Towards the end, Fields recounts the famous story of professor Frank Moore Cross’ legendary meeting with Old Kando, but with a new twist:

[48:56–51:51] In March of 1966 he [Frank Cross] got on a plane, went to Beirut. He had an appointment with the elder Kando to meet him, at night, after dark, under a bridge in Beirut, and he was gonna look at the Temple Scroll to see if he could buy it, ok? All sounds very mysterious… So, he came in, found the bridge, was dark, found Mr. Kando in his car, knocked on the window, he opened it, and he didn’t have the Temple scroll with him. But he did have a large box of fragments. Ok? Now, Frank Cross looks through those and, a few years ago he said to me, “you know, when I looked through that box of fragments I saw things that I never saw again,” which means they never came again into the museum. They weren’t part of any future sale at least that Frank Cross had seen. So, a few months ago, when one of the fragments that the South Western Baptist Theological Seminary bought was a Psalms fragment, I got to thinking that maybe that was the Psalms fragment Frank Cross mentioned to me that he had seen under the bridge that night, and it never showed up again.

So, last Tuesday when I was in Jerusalem I said to William, well, and I told him this story again just to remind him. And I said: “William, is it possible that the fragment that South Western Seminary just bought was in that box that your dad showed to Frank Cross in March of 1966 under that bridge in Beirut?” and he said, “yes, it’s possible.” So, that gives you a clue, sorta to the root of a lot of these fragments.

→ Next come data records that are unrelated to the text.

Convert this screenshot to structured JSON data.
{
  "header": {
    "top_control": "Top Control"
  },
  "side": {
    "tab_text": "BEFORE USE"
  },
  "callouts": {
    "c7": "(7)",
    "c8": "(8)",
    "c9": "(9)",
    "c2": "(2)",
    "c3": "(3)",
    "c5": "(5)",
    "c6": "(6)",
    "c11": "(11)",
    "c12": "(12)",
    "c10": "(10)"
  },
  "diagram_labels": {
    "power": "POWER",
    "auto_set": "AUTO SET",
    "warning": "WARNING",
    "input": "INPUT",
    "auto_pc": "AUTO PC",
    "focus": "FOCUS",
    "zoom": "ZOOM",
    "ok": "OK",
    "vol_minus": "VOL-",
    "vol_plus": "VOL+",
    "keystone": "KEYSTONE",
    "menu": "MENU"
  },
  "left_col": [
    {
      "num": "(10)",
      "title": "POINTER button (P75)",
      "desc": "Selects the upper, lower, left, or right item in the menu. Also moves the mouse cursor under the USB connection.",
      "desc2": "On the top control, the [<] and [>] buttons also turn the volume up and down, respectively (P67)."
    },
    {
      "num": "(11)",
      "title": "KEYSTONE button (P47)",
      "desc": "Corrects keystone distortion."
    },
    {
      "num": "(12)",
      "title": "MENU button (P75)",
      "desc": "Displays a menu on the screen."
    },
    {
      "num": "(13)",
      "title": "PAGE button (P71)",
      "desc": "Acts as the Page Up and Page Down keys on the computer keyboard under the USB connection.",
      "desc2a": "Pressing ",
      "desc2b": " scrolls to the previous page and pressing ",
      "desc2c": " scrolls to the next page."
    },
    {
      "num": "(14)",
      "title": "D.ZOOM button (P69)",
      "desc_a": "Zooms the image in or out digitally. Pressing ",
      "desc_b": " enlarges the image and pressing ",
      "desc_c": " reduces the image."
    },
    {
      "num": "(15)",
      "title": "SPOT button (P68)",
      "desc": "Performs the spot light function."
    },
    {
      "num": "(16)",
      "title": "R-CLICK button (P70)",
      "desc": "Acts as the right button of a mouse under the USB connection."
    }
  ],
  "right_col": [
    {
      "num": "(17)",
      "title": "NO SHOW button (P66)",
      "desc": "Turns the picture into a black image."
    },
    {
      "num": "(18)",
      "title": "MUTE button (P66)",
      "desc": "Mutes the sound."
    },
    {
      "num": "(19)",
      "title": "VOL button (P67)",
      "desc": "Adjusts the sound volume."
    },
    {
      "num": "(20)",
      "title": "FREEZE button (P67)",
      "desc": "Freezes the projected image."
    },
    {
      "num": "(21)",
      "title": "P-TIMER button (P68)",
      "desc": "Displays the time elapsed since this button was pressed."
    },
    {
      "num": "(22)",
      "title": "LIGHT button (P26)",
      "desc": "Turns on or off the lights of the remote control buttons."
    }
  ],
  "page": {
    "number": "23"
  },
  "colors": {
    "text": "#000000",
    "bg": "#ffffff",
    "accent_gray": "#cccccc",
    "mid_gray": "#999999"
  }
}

Probably from Beirut, to Cyprus, to Zurich, probably in 1966, just before the Six-Day War, and we don’t have any idea how many there are.

So, talk to your friends, we need to buy these, I’m talking to some of my friends, but that’s the situation we have now. And we know how it came about that that big piece of Genesis is still there, we know how it happened and we also know that it’ll take 42 million dollars to buy it.

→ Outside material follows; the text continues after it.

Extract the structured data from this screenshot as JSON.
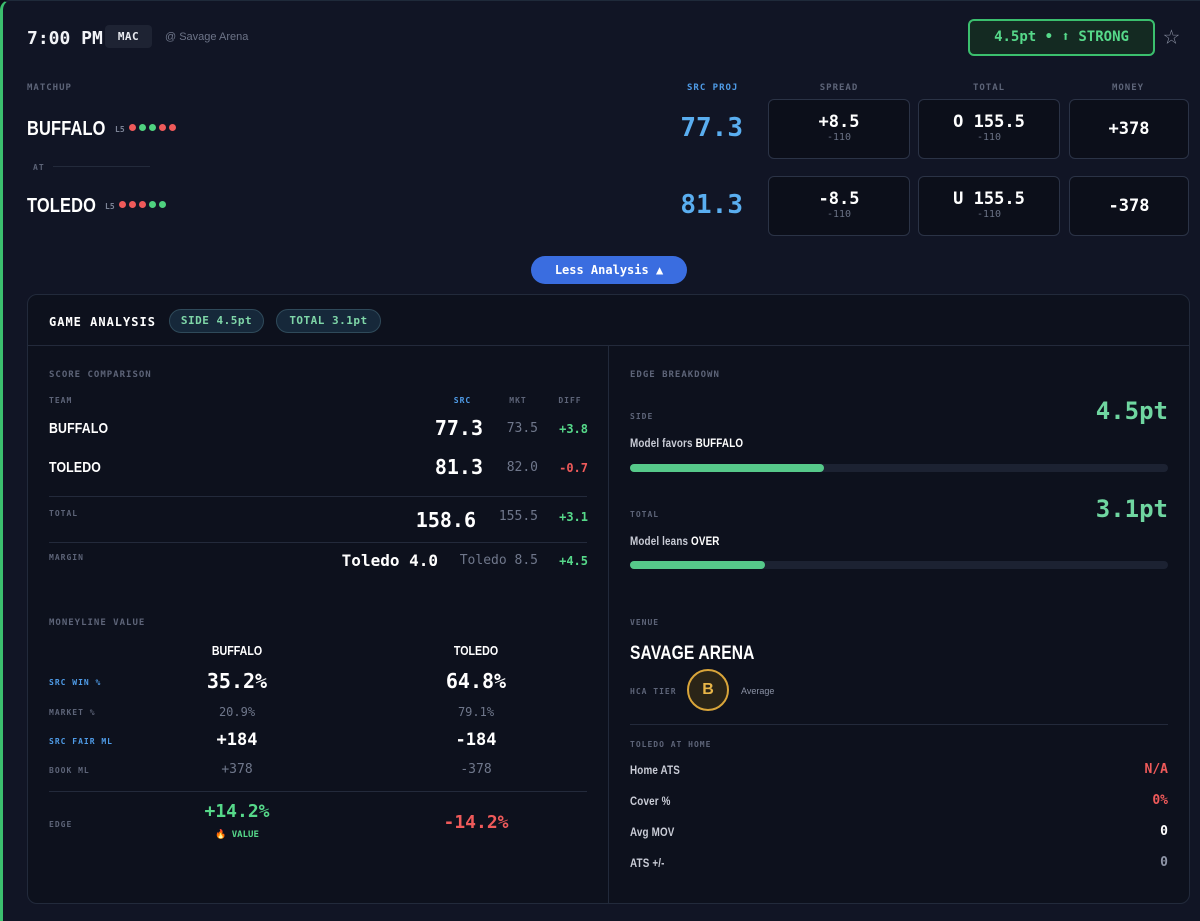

Last summer two articles were published in the journal Dead Sea Discoveries arguing that several of the post-2002 Dead Sea Scrolls fragments most likely are modern forgeries. In fact,  during the last two years we have seen a growing consensus among Dead Sea Scrolls scholars that the majority of the these fragments most likely are modern fakes. All this puts the stories we have reviewed above in a strange light – as does the anecdote about Schøyen’s last meeting with the elder Kando, published in the 2016 book Gleanings from the Caves:

On visiting Kando’s shop in Jerusalem in March 1993, I found Kando … sitting on a chair in the middle of the room facing the window, wearing his red Turkish fez, as he used to do…. When I asked whether there was any chance of acquiring Dead Sea Scroll fragments from him or anyone else, his answer was short and gruff: “Those days are gone!” That was his final word on the matter; he passed away a month later at the age of 83 (Gleanings from the Caves, 27).

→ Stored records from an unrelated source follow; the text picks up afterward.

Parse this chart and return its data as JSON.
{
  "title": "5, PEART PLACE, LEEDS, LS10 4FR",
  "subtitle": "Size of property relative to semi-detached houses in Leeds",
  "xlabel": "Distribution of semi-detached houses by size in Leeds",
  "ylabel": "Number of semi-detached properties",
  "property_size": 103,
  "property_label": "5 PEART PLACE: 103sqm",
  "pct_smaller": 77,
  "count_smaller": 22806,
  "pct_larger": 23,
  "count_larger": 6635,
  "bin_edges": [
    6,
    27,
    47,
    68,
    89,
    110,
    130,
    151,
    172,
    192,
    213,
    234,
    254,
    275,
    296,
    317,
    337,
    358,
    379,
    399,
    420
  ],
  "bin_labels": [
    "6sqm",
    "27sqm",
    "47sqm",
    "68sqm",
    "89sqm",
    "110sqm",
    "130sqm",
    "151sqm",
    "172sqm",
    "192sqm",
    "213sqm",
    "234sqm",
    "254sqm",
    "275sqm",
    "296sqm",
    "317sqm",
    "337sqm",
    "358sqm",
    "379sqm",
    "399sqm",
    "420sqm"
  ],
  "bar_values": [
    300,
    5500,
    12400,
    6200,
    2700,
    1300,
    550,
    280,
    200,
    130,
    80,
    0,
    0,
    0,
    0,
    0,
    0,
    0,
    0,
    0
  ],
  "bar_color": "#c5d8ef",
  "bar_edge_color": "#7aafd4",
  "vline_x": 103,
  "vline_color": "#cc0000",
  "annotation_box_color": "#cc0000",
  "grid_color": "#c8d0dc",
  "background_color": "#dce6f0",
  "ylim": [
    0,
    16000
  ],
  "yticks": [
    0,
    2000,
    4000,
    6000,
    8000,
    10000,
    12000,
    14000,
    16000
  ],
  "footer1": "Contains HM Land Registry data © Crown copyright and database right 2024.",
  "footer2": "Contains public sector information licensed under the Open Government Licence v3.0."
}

In 1993 the elder Kando had no scrolls or fragments for sale, and seemingly no vault in Switzerland. Now, twenty five years later, Dead Sea Scrolls scholars are faced not only with 150 new fragments and new or rewritten legends about Kando, but also with a situation where prominentent Dead Sea Scrolls actors Charlesworth and Fields are promoting each of their Dead Sea Scroll series partly devoted to the publication of these very fragments, namely “The Dead Sea Scrolls: Hebrew, Aramaic, and Greek Texts with English Translations” (Mohr Siebeck) and “Dead Sea Scrolls Editions” (Brill). The fact that a substantial part of the post-2002 fragments now are established as fakes should encourage us to read stories like the ones I have reviewed anew. Somewhat paradoxically, the truth about the fake post-2002 fragments may in fact lie hidden in the stories told in order to authenticate and to create a lucrative market for them.

Årstein Justnes is a professor in the Department of Religion, Philosophy, and History at the University of Agder, Norway.